Based on your description it seems that the root cause of the issues is using two letters to represent the digraph - for example N (U+004E) J (U+004A) instead of NJ (U+01CA) - and the sorting issues would be identical if people typed Н (U+041D) Ь (U+042C)instead of Њ (U+040A).

What's the reason for the digraph being substituted by 2 letters in the first case more often than in the second case?

1 comments

You are absolutely right that there are examples where Cyrillic as used by Slavic languages is not perfectly "clean" either, and it's certainly a lot more nuanced than my simplistic and absolutist claim.

Perhaps people misunderstood me: it is not a _technical_ property of Cyrillic (vs Latin) script per se, but a combination of historical setting and ability to adapt the script to the (smaller) group's language.

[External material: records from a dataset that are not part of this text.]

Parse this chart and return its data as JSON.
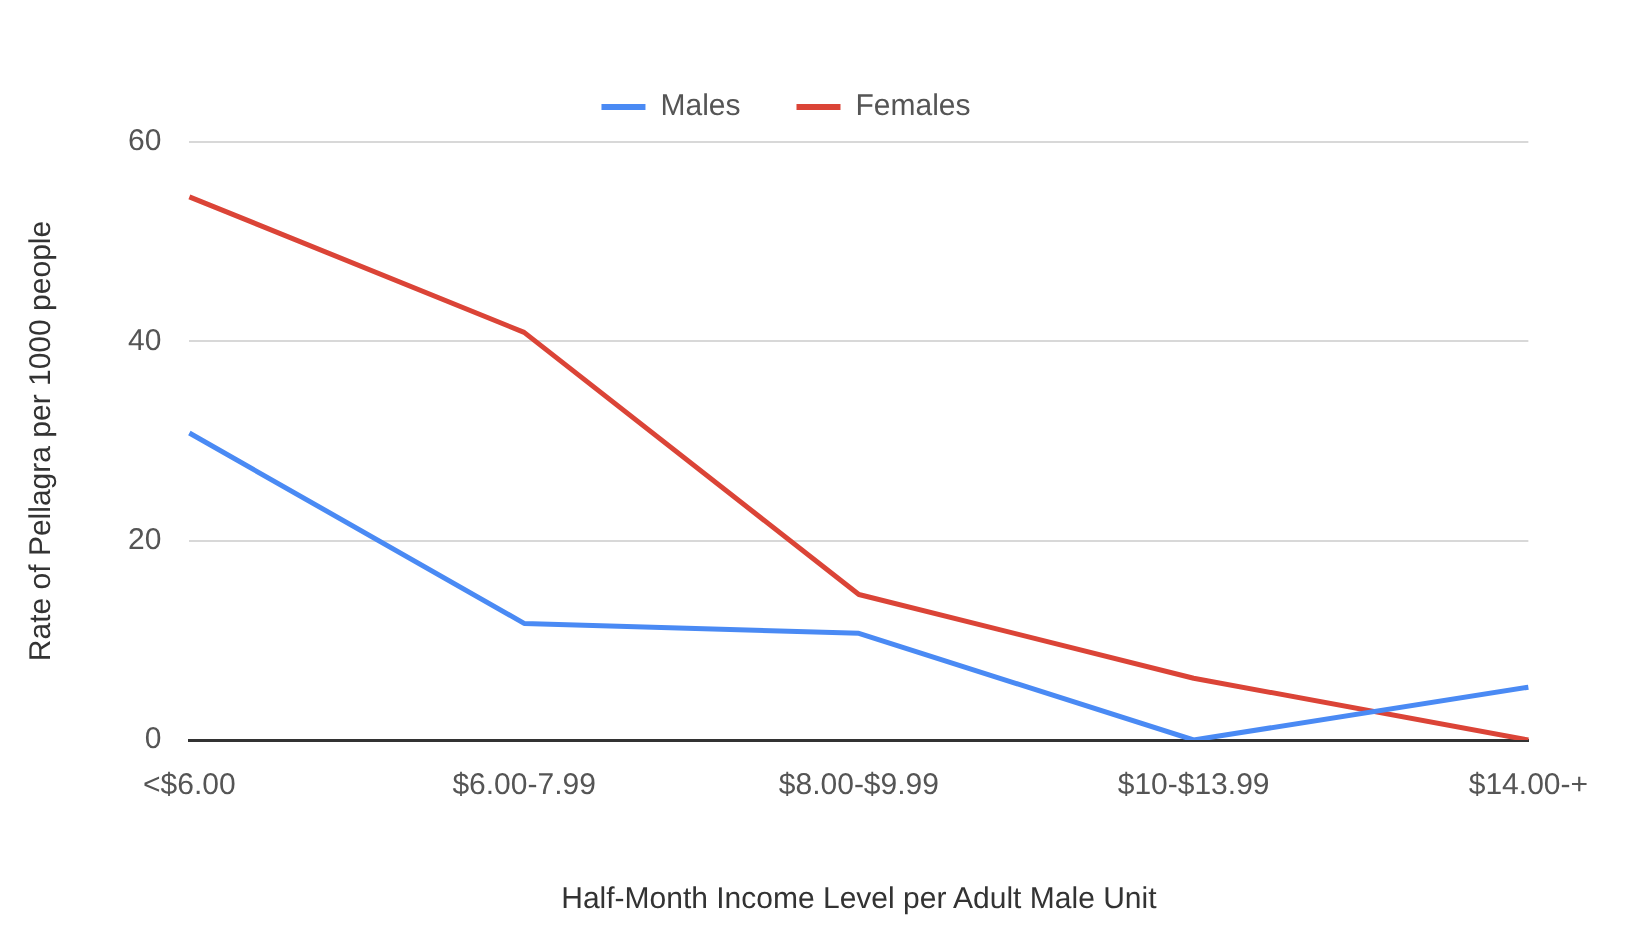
{
  "chart_data": {
    "type": "line",
    "xlabel": "Half-Month Income Level per Adult Male Unit",
    "ylabel": "Rate of Pellagra per 1000 people",
    "categories": [
      "<$6.00",
      "$6.00-7.99",
      "$8.00-$9.99",
      "$10-$13.99",
      "$14.00-+"
    ],
    "series": [
      {
        "name": "Males",
        "color": "#4a8af4",
        "values": [
          30.8,
          11.7,
          10.7,
          0,
          5.3
        ]
      },
      {
        "name": "Females",
        "color": "#db4437",
        "values": [
          54.5,
          40.9,
          14.6,
          6.2,
          0
        ]
      }
    ],
    "ylim": [
      0,
      60
    ],
    "yticks": [
      0,
      20,
      40,
      60
    ],
    "grid": "y",
    "legend": "top",
    "marker": "none",
    "line_style": "solid"
  }
}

This has led to Cyrillic scripts being _developed_ to be technically more suitable for Slavic languages, because where Latin script was used, there was not as much liberty (perceived or real).

I mean, either is just a set of pictograms representing parts of spoken words, and obviously, if developed similarly, there is no difference between them. But for Slavic languages they were _not_ developed similarly, which is my point.